Elsewhere, the Dow Jones and Brazil made the top five risers with gains of 6.9% and 6.2% respectively.
Our own FTSE 100 advanced 4.4%, but it’s been painfully slow progress for the blue-chip index. Since vaccine optimism triggered a recovery in November, the Footsie is up a modest 6.1%, placing it among the worst performing of the world’s major indices. AIM, by comparison, is up 20%, although, after leading the world during the pandemic, it paused for breath, gaining less than 1% in March.

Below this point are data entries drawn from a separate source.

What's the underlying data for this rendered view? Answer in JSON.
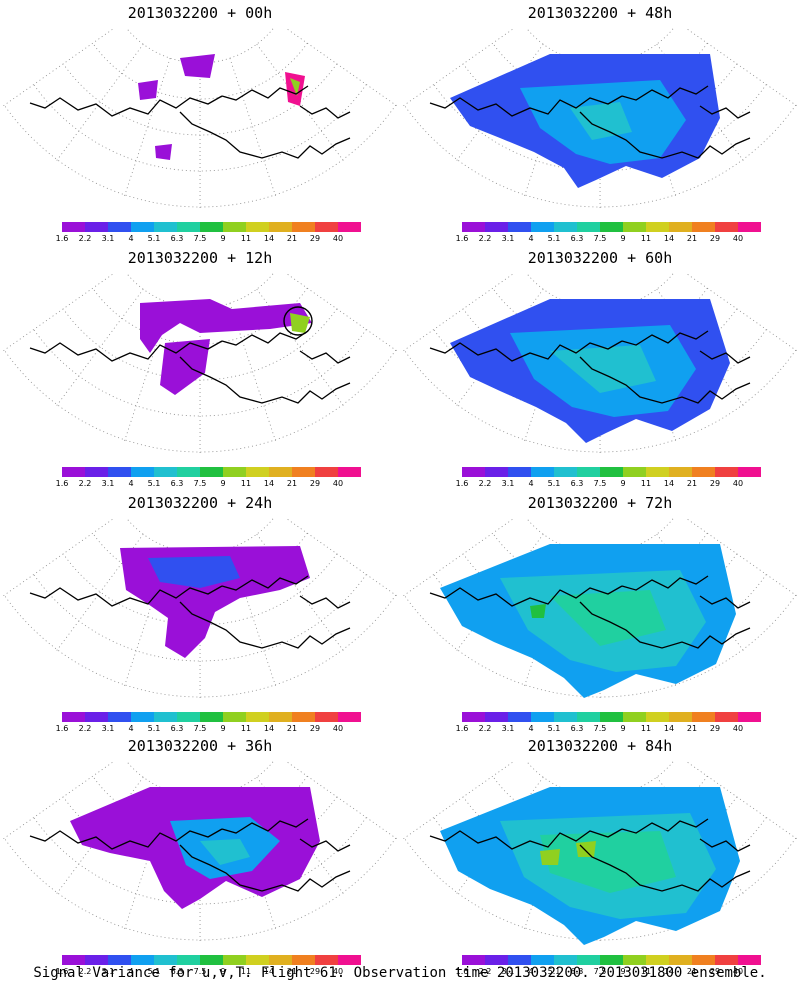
{
  "colorbar": {
    "labels": [
      "1.6",
      "2.2",
      "3.1",
      "4",
      "5.1",
      "6.3",
      "7.5",
      "9",
      "11",
      "14",
      "21",
      "29",
      "40"
    ],
    "colors": [
      "#9a10d8",
      "#6a20e8",
      "#3050f0",
      "#10a0f0",
      "#20c0d0",
      "#20d0a0",
      "#20c040",
      "#90d020",
      "#d0d020",
      "#e0b020",
      "#f08020",
      "#f04040",
      "#f01090"
    ]
  },
  "panels": [
    {
      "title": "2013032200 + 00h",
      "lead_hours": 0
    },
    {
      "title": "2013032200 + 48h",
      "lead_hours": 48
    },
    {
      "title": "2013032200 + 12h",
      "lead_hours": 12
    },
    {
      "title": "2013032200 + 60h",
      "lead_hours": 60
    },
    {
      "title": "2013032200 + 24h",
      "lead_hours": 24
    },
    {
      "title": "2013032200 + 72h",
      "lead_hours": 72
    },
    {
      "title": "2013032200 + 36h",
      "lead_hours": 36
    },
    {
      "title": "2013032200 + 84h",
      "lead_hours": 84
    }
  ],
  "footer": "Signal Variance for u,v,T. Flight 61. Observation time 2013032200. 2013031800 ensemble."
}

America’s tech-heavy Nasdaq Composite, a star index last year with a return of 43.6%, fell 1.1% in March, hurt by losses at Tesla (NASDAQ:TSLA), Netflix (NASDAQ:NFLX) and a 20% slump at Covid drug firm Moderna (NASDAQ:MRNA). Chinese indices also suffered losses, propping up the performance table.
Look ahead to April
April is historically the strongest month of the year for stocks. According to the Stock Market Almanac, the FTSE All-Share index has fallen just nine times in the past 50 years. It has risen in each of the past three years and fallen just three times in the past 15 years. Losses for the years when it did fall were modest.
The average return for the index between 1970 and 2017 – the last year the Almanac recorded the data - was 2.6%. In 2018, the All-Share rose 6%, then 2.2% in 2019 and 5% last year.
“This is quite remarkable, and not surprisingly makes April the strongest month of the year for equities,” the Almanac wrote.